Romantische Lichter, glamouröse Musik – und damit auch noch Leben retten helfen: So engagierten sich Offenbacherinnen und Offenbacher beim Lichterfest für humanitäre Hilfe in der Ukraine. Mit stolzem Ergebnis, denn heraus kam dabei ein fast komplett finanzierter Krankenwagen, der nun den Weg in die Kriegsgebiete antrat.

Auf den Weg kam die Hilfsaktion über die Sopranistin Olga Zaitseva, die dem Open-Air-Crossover-Ereignis ihre ausstrahlungsstarke Stimme lieh. Begleitet vom Capitol Symphonie Orchester sang sie unter anderem eigene Versionen zweier Volkslieder ihrer ukrainischen Heimat. Und sie regte dabei Spenden für den in Mühlheim ansässigen Verein „OBOZ Humanitäre Hilfe für die Ukraine e.V.“ an, der gebrauchte Krankenwagen auf Spendenbasis aufbereiten lässt und in die Ukraine schickt.

Oberbürgermeister Dr. Felix Schwenke stimmte dem Ansinnen, das Lichterfest dafür zu nutzen, umgehend zu. „Der 21. dieser Krankenwagen wurde nun zu einem guten Teil tatsächlich aus Spenden im Verlauf des Lichterfests finanziert, darunter auch die Stadtwerke Offenbach Holding und der Lions Club Offenbach,“ danken Bürgermeisterin Sabine Groß, die den während des Lichterfestes im Urlaub weilenden OB vertrat, und OB Schwenke für die Spendenbereitschaft. „Der Krankenwagen ist ein weiterer, wichtiger Baustein, der die medizinische Versorgung der Verwundeten an der Kriegsfront erheblich vereinfacht“, so Ina Olneynik vom Verein.

Der OBOZ Humanitäre Hilfe für die Ukraine e.
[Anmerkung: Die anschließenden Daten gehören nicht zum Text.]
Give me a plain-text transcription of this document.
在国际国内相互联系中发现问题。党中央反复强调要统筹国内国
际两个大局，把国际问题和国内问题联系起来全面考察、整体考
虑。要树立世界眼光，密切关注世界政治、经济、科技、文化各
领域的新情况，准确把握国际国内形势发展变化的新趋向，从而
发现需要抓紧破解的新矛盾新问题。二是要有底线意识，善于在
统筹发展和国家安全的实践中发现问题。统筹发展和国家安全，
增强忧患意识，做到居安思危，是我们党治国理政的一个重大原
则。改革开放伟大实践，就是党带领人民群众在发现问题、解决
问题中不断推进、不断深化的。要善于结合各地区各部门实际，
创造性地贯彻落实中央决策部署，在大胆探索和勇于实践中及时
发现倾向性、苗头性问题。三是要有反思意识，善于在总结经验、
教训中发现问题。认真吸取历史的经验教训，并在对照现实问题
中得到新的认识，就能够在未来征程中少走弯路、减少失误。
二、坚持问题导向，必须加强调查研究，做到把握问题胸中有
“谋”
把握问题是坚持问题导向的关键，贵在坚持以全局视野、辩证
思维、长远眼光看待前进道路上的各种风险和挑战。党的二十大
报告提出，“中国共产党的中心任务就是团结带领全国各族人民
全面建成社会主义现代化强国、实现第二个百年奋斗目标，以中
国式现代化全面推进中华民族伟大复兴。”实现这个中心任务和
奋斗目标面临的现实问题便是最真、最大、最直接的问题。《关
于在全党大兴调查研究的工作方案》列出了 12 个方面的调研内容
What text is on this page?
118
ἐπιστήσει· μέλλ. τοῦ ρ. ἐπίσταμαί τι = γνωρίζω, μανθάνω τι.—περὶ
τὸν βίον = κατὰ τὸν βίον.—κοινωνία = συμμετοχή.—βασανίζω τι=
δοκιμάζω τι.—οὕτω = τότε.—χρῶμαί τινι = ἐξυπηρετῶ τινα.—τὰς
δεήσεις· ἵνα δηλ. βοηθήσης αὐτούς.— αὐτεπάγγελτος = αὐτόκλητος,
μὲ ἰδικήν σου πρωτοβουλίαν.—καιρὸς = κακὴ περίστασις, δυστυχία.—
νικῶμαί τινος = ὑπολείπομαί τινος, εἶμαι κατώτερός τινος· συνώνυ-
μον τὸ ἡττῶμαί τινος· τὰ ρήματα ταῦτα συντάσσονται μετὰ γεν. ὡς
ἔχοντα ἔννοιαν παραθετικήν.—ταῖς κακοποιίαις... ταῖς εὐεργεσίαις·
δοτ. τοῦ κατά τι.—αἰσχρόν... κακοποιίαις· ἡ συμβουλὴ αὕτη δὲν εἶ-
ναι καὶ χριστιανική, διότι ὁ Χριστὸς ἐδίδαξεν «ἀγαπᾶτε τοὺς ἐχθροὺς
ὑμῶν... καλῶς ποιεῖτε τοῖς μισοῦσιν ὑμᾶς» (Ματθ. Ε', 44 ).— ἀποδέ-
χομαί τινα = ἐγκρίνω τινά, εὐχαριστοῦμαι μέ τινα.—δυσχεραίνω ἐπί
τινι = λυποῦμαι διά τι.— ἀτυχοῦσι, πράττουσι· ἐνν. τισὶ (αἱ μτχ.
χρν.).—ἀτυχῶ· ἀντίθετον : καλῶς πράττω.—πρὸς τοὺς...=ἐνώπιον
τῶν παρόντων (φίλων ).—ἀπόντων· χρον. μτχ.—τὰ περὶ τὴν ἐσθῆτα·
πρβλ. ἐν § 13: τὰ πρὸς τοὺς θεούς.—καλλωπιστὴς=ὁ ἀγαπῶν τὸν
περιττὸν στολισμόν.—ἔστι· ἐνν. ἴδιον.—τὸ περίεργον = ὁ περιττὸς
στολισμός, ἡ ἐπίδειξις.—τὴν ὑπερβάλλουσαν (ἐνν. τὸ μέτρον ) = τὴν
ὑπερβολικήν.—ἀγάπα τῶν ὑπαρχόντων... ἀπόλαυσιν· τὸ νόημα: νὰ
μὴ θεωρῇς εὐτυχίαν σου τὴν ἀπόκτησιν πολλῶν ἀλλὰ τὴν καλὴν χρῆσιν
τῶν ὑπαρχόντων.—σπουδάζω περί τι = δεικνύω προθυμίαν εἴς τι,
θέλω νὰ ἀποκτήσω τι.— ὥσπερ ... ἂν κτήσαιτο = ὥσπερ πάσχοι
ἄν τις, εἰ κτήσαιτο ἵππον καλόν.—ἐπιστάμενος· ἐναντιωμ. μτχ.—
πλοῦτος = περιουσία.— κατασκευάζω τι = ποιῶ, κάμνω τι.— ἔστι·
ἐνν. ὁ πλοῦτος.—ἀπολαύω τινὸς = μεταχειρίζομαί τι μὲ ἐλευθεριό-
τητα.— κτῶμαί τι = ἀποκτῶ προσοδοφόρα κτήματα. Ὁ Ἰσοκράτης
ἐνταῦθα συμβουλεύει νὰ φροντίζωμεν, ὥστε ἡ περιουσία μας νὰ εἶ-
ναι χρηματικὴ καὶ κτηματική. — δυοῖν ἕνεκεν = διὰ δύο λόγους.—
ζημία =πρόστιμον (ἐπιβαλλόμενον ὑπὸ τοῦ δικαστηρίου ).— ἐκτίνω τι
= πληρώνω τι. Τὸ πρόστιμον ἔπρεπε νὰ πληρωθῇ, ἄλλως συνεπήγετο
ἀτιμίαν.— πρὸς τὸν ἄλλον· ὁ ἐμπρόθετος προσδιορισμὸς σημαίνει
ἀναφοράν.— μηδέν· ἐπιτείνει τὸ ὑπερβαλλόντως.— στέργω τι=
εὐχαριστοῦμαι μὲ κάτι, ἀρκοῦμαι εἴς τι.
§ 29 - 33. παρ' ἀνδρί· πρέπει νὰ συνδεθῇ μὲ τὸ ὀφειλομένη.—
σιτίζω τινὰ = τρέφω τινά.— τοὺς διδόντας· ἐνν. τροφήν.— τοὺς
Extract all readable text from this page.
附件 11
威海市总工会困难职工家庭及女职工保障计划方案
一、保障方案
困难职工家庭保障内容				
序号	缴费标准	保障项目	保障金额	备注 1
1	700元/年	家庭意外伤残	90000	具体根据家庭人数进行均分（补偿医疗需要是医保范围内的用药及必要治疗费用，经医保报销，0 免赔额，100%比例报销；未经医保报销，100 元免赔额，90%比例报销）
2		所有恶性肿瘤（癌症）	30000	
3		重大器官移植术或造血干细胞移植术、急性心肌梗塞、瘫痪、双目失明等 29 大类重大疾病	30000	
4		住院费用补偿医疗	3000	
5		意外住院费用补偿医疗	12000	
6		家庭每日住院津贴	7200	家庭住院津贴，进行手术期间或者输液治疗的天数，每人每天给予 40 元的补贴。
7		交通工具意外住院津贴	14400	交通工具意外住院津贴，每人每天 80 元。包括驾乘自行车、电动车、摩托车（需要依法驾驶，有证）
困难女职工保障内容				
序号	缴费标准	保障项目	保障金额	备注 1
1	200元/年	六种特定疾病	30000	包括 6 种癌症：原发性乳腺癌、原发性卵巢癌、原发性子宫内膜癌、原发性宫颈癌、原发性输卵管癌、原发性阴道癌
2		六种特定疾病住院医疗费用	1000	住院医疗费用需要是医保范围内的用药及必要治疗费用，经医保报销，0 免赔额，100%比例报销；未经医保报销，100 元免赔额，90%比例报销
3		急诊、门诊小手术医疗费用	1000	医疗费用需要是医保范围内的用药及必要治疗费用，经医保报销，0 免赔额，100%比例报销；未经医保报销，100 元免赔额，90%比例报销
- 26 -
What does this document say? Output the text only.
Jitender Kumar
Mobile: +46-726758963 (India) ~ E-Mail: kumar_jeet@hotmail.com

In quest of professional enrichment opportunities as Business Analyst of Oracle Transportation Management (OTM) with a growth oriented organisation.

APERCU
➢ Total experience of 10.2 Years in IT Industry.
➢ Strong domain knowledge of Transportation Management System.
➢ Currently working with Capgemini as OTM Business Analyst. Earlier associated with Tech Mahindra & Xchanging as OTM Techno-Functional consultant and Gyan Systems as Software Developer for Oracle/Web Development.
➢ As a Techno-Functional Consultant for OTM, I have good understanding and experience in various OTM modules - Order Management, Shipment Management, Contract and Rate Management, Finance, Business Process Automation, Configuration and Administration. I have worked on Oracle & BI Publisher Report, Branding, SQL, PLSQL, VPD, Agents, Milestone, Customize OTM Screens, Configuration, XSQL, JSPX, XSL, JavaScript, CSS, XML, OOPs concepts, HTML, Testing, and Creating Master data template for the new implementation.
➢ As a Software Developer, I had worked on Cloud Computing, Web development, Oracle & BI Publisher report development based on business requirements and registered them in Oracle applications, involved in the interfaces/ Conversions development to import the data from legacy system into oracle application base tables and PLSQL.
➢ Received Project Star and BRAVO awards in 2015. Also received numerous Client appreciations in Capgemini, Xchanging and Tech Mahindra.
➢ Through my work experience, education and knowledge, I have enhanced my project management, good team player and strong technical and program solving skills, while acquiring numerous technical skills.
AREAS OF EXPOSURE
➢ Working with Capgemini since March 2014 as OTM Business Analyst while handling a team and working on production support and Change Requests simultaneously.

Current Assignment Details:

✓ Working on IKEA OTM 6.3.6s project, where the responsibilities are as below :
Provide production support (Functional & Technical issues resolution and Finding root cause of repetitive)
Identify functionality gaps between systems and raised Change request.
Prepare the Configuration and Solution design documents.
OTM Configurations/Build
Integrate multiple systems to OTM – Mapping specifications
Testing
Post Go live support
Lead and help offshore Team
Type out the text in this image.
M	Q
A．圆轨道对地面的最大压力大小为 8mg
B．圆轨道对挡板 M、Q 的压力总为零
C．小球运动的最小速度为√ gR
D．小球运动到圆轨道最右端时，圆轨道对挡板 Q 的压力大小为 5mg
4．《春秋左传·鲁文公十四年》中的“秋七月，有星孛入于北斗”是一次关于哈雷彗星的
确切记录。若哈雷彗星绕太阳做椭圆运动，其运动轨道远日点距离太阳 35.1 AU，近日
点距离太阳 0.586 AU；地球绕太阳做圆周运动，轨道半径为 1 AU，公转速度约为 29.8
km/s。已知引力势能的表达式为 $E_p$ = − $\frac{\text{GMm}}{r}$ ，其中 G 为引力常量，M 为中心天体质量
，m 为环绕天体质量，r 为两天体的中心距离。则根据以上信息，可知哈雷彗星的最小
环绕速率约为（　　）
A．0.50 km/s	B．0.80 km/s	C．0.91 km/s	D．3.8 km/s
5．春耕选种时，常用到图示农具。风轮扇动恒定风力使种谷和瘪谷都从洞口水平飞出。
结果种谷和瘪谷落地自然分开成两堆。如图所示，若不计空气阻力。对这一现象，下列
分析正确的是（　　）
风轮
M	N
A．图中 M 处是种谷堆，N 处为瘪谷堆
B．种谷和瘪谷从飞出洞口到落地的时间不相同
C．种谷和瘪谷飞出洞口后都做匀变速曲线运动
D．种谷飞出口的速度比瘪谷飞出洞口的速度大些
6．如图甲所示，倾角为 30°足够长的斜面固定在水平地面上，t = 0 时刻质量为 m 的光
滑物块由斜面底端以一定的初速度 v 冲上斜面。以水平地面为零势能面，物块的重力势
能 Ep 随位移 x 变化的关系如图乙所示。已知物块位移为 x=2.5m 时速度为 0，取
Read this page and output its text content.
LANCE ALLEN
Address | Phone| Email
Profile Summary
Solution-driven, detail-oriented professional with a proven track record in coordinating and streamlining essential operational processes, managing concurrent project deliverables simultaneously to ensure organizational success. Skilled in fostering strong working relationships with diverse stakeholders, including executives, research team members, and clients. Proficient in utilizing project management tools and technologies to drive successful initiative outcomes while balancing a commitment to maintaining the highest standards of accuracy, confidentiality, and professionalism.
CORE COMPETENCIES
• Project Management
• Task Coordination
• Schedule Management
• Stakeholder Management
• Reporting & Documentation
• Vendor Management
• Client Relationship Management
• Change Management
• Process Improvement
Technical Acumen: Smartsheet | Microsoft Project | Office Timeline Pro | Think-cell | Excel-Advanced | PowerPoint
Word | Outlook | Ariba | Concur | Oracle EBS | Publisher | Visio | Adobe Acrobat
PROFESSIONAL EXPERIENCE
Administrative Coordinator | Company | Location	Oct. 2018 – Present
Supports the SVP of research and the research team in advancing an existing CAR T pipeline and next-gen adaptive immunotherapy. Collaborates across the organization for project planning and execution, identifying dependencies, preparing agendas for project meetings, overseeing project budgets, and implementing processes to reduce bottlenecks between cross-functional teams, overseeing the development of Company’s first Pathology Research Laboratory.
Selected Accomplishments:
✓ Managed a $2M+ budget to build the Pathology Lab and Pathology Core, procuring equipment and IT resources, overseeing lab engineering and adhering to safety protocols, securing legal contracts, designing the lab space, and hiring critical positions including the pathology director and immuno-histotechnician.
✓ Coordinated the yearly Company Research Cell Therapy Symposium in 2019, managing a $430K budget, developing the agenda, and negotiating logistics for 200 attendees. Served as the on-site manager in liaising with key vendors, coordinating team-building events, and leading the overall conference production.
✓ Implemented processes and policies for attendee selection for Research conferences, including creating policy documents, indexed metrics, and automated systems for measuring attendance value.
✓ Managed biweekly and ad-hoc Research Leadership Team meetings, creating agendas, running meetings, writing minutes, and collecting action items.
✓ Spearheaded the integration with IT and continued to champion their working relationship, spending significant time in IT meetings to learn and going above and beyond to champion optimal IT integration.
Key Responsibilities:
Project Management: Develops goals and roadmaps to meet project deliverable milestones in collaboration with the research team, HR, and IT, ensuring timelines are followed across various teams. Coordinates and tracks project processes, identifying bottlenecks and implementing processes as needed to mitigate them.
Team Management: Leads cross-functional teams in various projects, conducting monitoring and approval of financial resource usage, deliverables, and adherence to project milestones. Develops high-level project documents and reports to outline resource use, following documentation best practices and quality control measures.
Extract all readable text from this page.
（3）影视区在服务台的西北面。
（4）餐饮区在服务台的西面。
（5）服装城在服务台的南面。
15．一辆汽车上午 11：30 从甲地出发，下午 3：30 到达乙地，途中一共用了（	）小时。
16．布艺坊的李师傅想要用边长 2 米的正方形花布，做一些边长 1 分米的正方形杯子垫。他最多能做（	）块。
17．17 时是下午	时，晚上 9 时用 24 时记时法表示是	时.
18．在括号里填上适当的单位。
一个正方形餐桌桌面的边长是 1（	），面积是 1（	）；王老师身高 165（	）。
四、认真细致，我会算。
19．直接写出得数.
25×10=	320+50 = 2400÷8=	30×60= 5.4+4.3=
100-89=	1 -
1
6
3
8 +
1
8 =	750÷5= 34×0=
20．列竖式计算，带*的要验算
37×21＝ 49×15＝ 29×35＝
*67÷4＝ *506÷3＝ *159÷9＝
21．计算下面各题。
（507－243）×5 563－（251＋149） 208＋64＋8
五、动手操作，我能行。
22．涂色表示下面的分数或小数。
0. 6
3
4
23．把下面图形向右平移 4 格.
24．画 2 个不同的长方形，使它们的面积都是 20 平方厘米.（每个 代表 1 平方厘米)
V. unterstützt in vielfältiger Weise und sammelt unter anderem Spenden für die Anschaffung von medizinischen Geräten und Medikamenten. Er nimmt Kleider- und Lebensmittelspenden entgegen und ist unter info@oboz-ev.de oder unter dieser Internetseite erreichbar: Internetseite OBOZ Humanitäre Hilfe für die Ukraine e.V.

(Text: PM Stadt Offenbach)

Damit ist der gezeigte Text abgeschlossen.